C’est au dix-huitième siècle que la perception commence à changer, notamment avec les penseurs libéraux qui vont faire du travail un facteur d’émancipation, de libération. Le développement du travail des femmes va renforcer cette tendance, si bien qu’il y a un véritable renversement, qui est total, de la façon dont le travail est perçu. D’un coup, on lui accorde beaucoup de qualités.
Ce qui se passe actuellement me semble être un retour de manivelle assez logique. On a trop attendu du travail et il se rappelle à nous. C’est une sorte de dépression au sens physique du terme, entre les hautes attentes d’un côté et la réalité observée. Ajoutez à cela des discours politiques, de gauche et de droite, assez naïfs, qui font du travail la solution de tous les problèmes. Or, si le travail peut être un facteur d’épanouissement personnel, il ne faut pas oublier qu’il n’y a pas de travail sans contraintes, sans relations humaines. Il est souvent les deux simultanément.
Justement, le travail, l’entreprise, restent des lieux de pouvoir. Quel est la nature de ce dernier ?
Un des apports que le philosophe peut avoir c’est d’éviter la grande confusion sur les mots. Or, on confond souvent pouvoir et autorité. Le pouvoir est toujours délégué par quelqu’un ou par une organisation. A l’inverse l’autorité est une qualité liée à la personne. L’autorité d’une personne n’existe que parce qu’elle est reconnue par les autres. On peut donc avoir un pouvoir sans autorité ou l’inverse.

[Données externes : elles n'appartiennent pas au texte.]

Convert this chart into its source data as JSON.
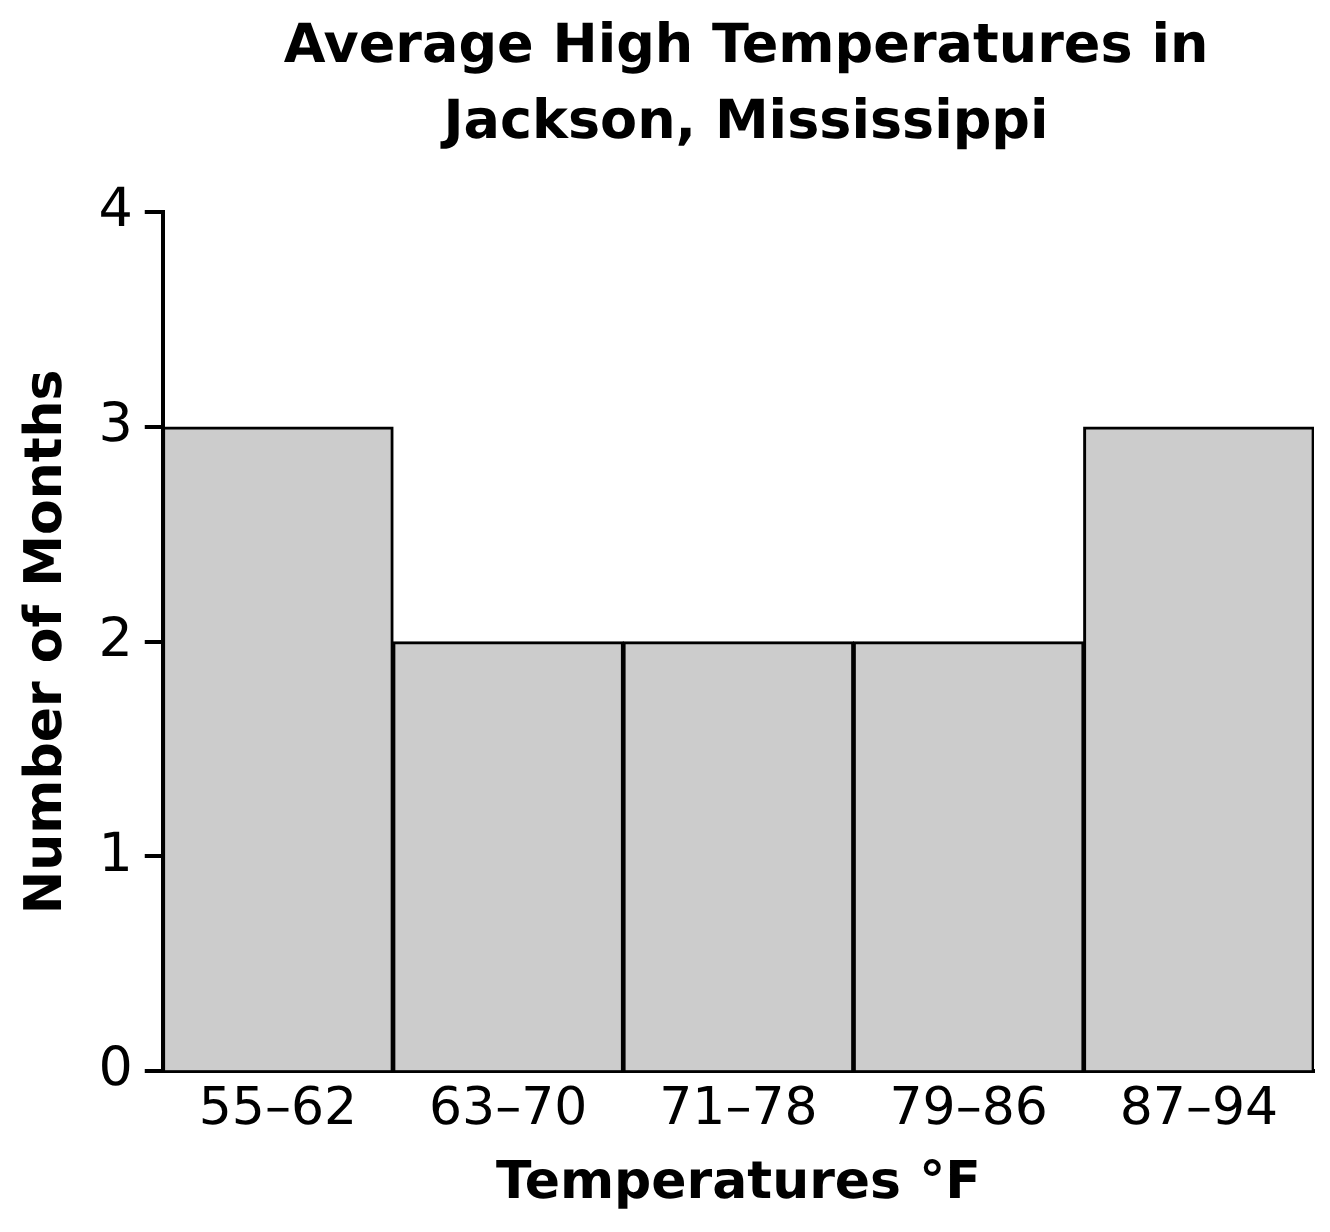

Les entreprises peuvent déléguer du pouvoir, elles ne peuvent pas donner l’autorité. Cela ouvre un champ très intéressant, où il va s’agir de donner le pouvoir à ceux dont on a vérifié auparavant qu’ils ont de l’autorité. Les choses sont plus compliquées quand on recrute en dehors de l’entreprise. Là on ne connaît pas l’autorité de la personne, mais on connaît le pouvoir qu’on est prêt à lui donner. C’est une question très compliquée, car une personne qui a le pouvoir mais pas d’autorité vire dans l’autoritarisme, qui, en dépit de son nom, est la marque de l’absence totale d’autorité.  

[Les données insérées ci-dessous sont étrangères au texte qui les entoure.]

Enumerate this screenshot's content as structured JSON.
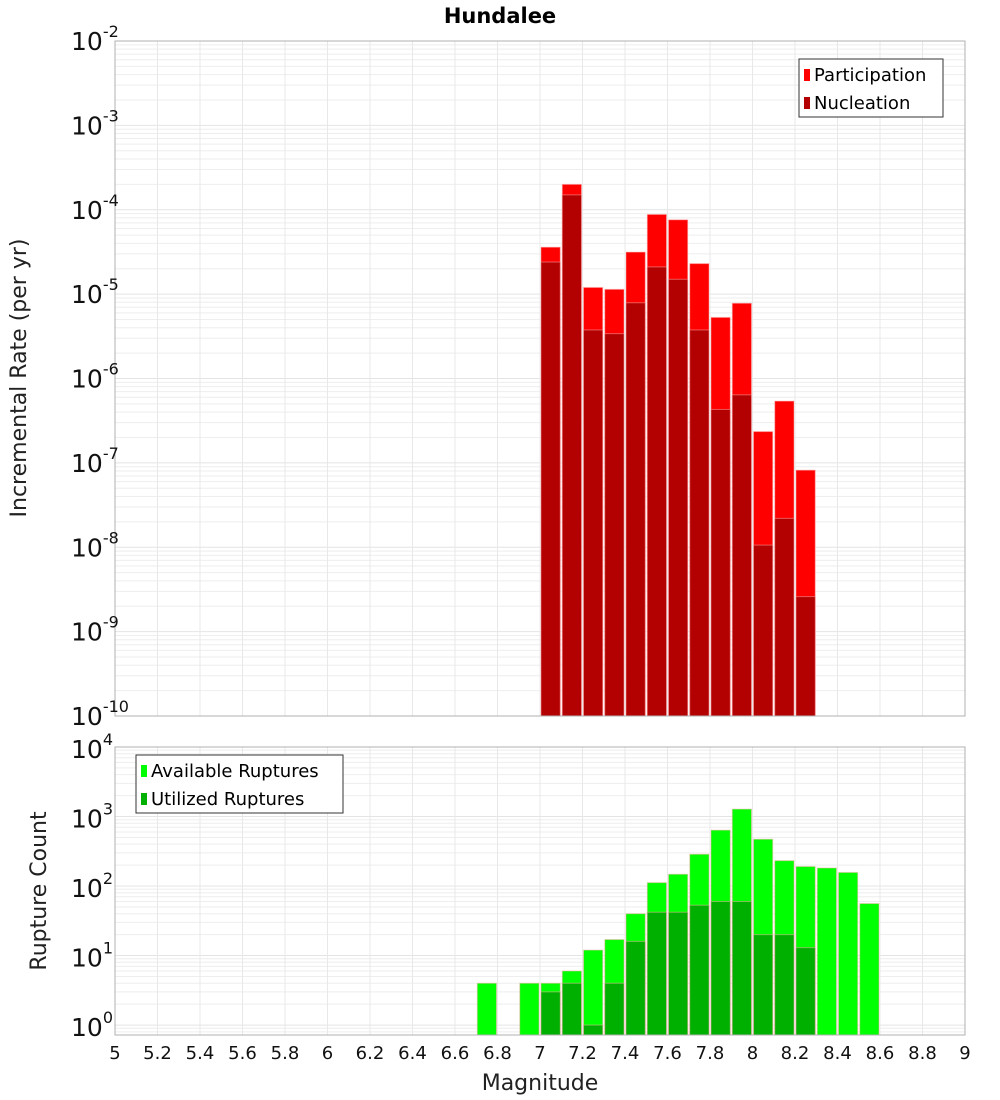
{
  "title": "Hundalee",
  "chart_data": [
    {
      "type": "bar",
      "scale": "log",
      "title": "Hundalee",
      "xlabel": "Magnitude",
      "ylabel": "Incremental Rate (per yr)",
      "xlim": [
        5,
        9
      ],
      "ylim": [
        1e-10,
        0.01
      ],
      "bin_width": 0.1,
      "grid": true,
      "legend_position": "top-right",
      "yticks": [
        {
          "base": "10",
          "exp": "-10",
          "value": 1e-10
        },
        {
          "base": "10",
          "exp": "-9",
          "value": 1e-09
        },
        {
          "base": "10",
          "exp": "-8",
          "value": 1e-08
        },
        {
          "base": "10",
          "exp": "-7",
          "value": 1e-07
        },
        {
          "base": "10",
          "exp": "-6",
          "value": 1e-06
        },
        {
          "base": "10",
          "exp": "-5",
          "value": 1e-05
        },
        {
          "base": "10",
          "exp": "-4",
          "value": 0.0001
        },
        {
          "base": "10",
          "exp": "-3",
          "value": 0.001
        },
        {
          "base": "10",
          "exp": "-2",
          "value": 0.01
        }
      ],
      "x": [
        7.05,
        7.15,
        7.25,
        7.35,
        7.45,
        7.55,
        7.65,
        7.75,
        7.85,
        7.95,
        8.05,
        8.15,
        8.25
      ],
      "series": [
        {
          "name": "Participation",
          "color": "#ff0000",
          "values": [
            3.6e-05,
            0.0002,
            1.2e-05,
            1.14e-05,
            3.15e-05,
            8.8e-05,
            7.6e-05,
            2.3e-05,
            5.3e-06,
            7.8e-06,
            2.35e-07,
            5.4e-07,
            8.2e-08
          ]
        },
        {
          "name": "Nucleation",
          "color": "#b30000",
          "values": [
            2.4e-05,
            0.00015,
            3.76e-06,
            3.4e-06,
            7.9e-06,
            2.1e-05,
            1.5e-05,
            3.76e-06,
            4.3e-07,
            6.4e-07,
            1.06e-08,
            2.2e-08,
            2.6e-09
          ]
        }
      ]
    },
    {
      "type": "bar",
      "scale": "log",
      "xlabel": "Magnitude",
      "ylabel": "Rupture Count",
      "xlim": [
        5,
        9
      ],
      "ylim": [
        0.72,
        10000
      ],
      "bin_width": 0.1,
      "grid": true,
      "legend_position": "top-left",
      "xticks": [
        "5",
        "5.2",
        "5.4",
        "5.6",
        "5.8",
        "6",
        "6.2",
        "6.4",
        "6.6",
        "6.8",
        "7",
        "7.2",
        "7.4",
        "7.6",
        "7.8",
        "8",
        "8.2",
        "8.4",
        "8.6",
        "8.8",
        "9"
      ],
      "yticks": [
        {
          "base": "10",
          "exp": "0",
          "value": 1
        },
        {
          "base": "10",
          "exp": "1",
          "value": 10
        },
        {
          "base": "10",
          "exp": "2",
          "value": 100
        },
        {
          "base": "10",
          "exp": "3",
          "value": 1000
        },
        {
          "base": "10",
          "exp": "4",
          "value": 10000
        }
      ],
      "x": [
        6.75,
        6.95,
        7.05,
        7.15,
        7.25,
        7.35,
        7.45,
        7.55,
        7.65,
        7.75,
        7.85,
        7.95,
        8.05,
        8.15,
        8.25,
        8.35,
        8.45,
        8.55
      ],
      "series": [
        {
          "name": "Available Ruptures",
          "color": "#00ff00",
          "values": [
            4,
            4,
            4,
            6,
            12,
            17,
            40,
            112,
            148,
            287,
            637,
            1280,
            472,
            232,
            191,
            182,
            157,
            56
          ]
        },
        {
          "name": "Utilized Ruptures",
          "color": "#00b000",
          "values": [
            0,
            0,
            3,
            4,
            1,
            4,
            16,
            42,
            42,
            53,
            60,
            60,
            20,
            20,
            13,
            0,
            0,
            0
          ]
        }
      ]
    }
  ]
}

Pour finir, qu’est-ce qu’un bon manager selon un philosophe ?
Avant tout, c’est une personne qui aime les Hommes et qui croît en eux. Il sait qu’il est obligé de travailler avec eux, de répartir les tâches entre eux… Il ne peut pas se passer d’eux. Si on pense que les Hommes ne sont que des ressources capitalisables, on risque de créer du ressentiment et il est peu probable qu’on soit un bon manager.

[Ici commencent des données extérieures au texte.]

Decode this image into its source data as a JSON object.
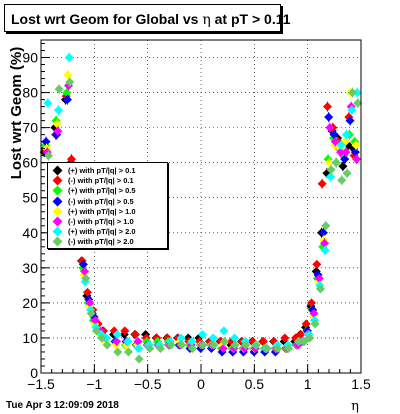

Un bon manager c’est quelqu’un qui sait reconnaître l’Autre dans toutes ces dimensions, c’est-à-dire ses compétences mais aussi ses sentiments, ses émotions, ses angoisses, ses désirs… Un bon manager doit être capable d’humanisme intégral. Il sait qu’il faut compter avec l’Autre, qu’il faut lui faire confiance malgré tout ce qu’il peut avoir de fragile, limité, pénible. Car il sait qu’il a lui aussi les mêmes limites.